Céline Authemayou Publié le
Philippe Jamet (CGE) : "L'ancrage régional des grandes écoles doit nourrir la réflexion nationale"
Philippe Jamet, nouveau président de la CGE. // © 
Le 11 juin 2013, Philippe Jamet était élu président de la Conférence des grandes écoles. Le directeur de l’École des mines de Saint-Étienne entend poursuivre le travail entamé par son prédécesseur Pierre Tapie, tout en y ajoutant "sa tonalité".Ses priorités ? Renforcer le maillage régional de la CGE, tisser des liens avec l’international et travailler à la reconnaissance de la Conférence... L’ère Jamet, marquée par l’entrée en vigueur de la loi ESR, s’annonce ambitieuse.

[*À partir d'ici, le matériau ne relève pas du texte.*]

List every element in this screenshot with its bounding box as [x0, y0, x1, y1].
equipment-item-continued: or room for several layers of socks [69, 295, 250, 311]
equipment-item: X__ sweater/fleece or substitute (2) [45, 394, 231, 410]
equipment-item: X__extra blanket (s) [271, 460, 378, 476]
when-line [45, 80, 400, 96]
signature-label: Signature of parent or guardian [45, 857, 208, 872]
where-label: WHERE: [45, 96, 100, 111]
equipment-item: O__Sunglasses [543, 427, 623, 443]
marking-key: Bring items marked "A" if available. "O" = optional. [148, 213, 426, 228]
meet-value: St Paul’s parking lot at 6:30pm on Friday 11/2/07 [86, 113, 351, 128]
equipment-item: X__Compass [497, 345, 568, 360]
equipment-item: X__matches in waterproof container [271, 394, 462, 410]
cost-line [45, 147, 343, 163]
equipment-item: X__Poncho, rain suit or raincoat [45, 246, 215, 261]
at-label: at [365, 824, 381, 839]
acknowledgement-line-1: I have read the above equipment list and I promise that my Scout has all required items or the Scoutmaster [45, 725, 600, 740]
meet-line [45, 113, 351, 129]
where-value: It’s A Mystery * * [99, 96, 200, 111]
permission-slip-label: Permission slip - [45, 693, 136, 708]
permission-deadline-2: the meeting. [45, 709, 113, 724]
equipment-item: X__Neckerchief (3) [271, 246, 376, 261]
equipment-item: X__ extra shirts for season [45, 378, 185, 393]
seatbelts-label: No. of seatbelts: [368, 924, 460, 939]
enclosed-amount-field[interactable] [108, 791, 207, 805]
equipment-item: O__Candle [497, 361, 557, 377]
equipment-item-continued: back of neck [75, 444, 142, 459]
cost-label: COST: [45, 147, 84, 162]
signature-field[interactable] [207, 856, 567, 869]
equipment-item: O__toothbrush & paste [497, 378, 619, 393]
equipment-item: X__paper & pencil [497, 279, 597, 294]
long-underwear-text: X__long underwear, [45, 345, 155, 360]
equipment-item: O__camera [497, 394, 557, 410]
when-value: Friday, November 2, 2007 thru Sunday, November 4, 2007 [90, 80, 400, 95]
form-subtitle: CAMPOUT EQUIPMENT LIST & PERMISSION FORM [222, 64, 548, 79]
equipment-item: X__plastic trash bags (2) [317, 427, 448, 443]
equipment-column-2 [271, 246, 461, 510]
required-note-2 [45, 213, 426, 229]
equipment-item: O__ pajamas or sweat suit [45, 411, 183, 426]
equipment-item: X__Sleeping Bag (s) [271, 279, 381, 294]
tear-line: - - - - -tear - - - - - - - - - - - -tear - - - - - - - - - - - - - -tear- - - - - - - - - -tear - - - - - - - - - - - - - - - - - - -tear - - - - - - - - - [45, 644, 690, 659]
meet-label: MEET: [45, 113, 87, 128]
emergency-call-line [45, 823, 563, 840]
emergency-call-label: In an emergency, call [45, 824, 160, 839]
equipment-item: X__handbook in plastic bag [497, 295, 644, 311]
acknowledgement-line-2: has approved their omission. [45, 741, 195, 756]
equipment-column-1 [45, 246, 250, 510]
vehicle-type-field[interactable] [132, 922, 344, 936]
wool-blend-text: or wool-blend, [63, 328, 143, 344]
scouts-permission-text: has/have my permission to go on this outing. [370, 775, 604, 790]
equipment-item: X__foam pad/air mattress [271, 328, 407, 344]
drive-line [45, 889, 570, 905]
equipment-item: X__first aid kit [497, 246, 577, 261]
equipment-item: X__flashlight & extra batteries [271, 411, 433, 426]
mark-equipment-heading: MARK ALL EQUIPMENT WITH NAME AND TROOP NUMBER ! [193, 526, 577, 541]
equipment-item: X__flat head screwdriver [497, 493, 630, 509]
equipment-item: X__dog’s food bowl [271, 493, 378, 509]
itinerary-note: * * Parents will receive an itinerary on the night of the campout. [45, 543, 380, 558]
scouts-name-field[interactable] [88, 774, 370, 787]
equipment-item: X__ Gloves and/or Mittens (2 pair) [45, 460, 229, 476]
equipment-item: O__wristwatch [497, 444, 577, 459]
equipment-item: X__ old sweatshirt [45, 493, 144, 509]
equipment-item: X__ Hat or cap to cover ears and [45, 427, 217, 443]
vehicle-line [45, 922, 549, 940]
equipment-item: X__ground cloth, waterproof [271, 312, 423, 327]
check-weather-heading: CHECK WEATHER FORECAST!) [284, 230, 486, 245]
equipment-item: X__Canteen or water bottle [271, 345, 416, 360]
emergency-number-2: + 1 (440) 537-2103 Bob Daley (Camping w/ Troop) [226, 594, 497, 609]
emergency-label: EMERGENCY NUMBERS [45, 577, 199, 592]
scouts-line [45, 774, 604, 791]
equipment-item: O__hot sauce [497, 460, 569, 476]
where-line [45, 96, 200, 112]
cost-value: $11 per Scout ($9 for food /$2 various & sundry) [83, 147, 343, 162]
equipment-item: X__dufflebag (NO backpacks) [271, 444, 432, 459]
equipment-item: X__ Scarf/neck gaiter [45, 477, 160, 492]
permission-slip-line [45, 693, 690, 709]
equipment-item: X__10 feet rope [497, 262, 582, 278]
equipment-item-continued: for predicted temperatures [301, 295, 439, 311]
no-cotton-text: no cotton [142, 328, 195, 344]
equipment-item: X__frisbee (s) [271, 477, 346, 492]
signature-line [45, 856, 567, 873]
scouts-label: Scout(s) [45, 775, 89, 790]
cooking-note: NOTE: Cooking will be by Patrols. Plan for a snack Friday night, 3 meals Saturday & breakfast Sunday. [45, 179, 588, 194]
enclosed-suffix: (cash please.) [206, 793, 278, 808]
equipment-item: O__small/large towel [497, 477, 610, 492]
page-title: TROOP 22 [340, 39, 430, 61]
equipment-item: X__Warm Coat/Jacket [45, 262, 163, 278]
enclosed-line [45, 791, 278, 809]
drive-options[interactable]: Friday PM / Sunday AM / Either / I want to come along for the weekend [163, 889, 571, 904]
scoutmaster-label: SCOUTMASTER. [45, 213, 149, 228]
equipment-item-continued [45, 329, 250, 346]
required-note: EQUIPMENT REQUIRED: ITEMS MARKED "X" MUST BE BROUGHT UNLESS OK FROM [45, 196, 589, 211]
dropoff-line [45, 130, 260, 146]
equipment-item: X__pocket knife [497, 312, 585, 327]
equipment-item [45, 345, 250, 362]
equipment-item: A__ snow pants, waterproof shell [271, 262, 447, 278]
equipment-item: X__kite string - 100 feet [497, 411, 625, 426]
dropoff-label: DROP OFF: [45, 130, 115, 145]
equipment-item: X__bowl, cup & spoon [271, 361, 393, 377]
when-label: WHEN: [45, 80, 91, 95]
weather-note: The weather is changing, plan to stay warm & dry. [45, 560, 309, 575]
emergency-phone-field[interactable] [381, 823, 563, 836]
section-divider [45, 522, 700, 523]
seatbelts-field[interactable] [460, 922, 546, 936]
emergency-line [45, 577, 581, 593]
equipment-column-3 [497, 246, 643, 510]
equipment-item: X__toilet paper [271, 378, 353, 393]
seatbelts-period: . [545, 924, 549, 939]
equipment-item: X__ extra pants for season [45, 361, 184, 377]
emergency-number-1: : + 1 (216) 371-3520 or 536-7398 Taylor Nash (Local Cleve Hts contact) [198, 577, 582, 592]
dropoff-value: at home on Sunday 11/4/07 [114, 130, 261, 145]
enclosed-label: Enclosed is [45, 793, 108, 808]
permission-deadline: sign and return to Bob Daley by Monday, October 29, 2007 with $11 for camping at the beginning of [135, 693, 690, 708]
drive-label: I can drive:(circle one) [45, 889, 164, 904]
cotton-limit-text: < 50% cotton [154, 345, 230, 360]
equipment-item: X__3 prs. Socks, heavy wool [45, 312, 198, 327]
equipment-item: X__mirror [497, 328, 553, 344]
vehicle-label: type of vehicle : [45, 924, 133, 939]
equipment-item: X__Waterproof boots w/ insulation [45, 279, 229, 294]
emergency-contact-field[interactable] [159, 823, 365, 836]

Lors de votre prise de fonction, le 11 juin dernier, vous avez tenu à préciser que vous vous inscriviez "à 80-90%" dans la lignée de votre prédécesseur, Pierre Tapie. Dans un contexte de profonds changements portés par le projet de loi ESR, quels sont les grands dossiers dont vous héritez ?

Il est clair que la réorganisation de l'enseignement supérieur, impulsée par le projet de loi ESR, est un grand chantier. La CGE a participé aux débats depuis la tenue des assises en région et suit de très près les évolutions du texte, aujourd'hui au Sénat. Et cette action ne s'arrêtera pas avec la loi : le chantier de refonte de l'enseignement supérieur, ouvert il y a sept-huit ans, devrait nous occuper encore quelques années !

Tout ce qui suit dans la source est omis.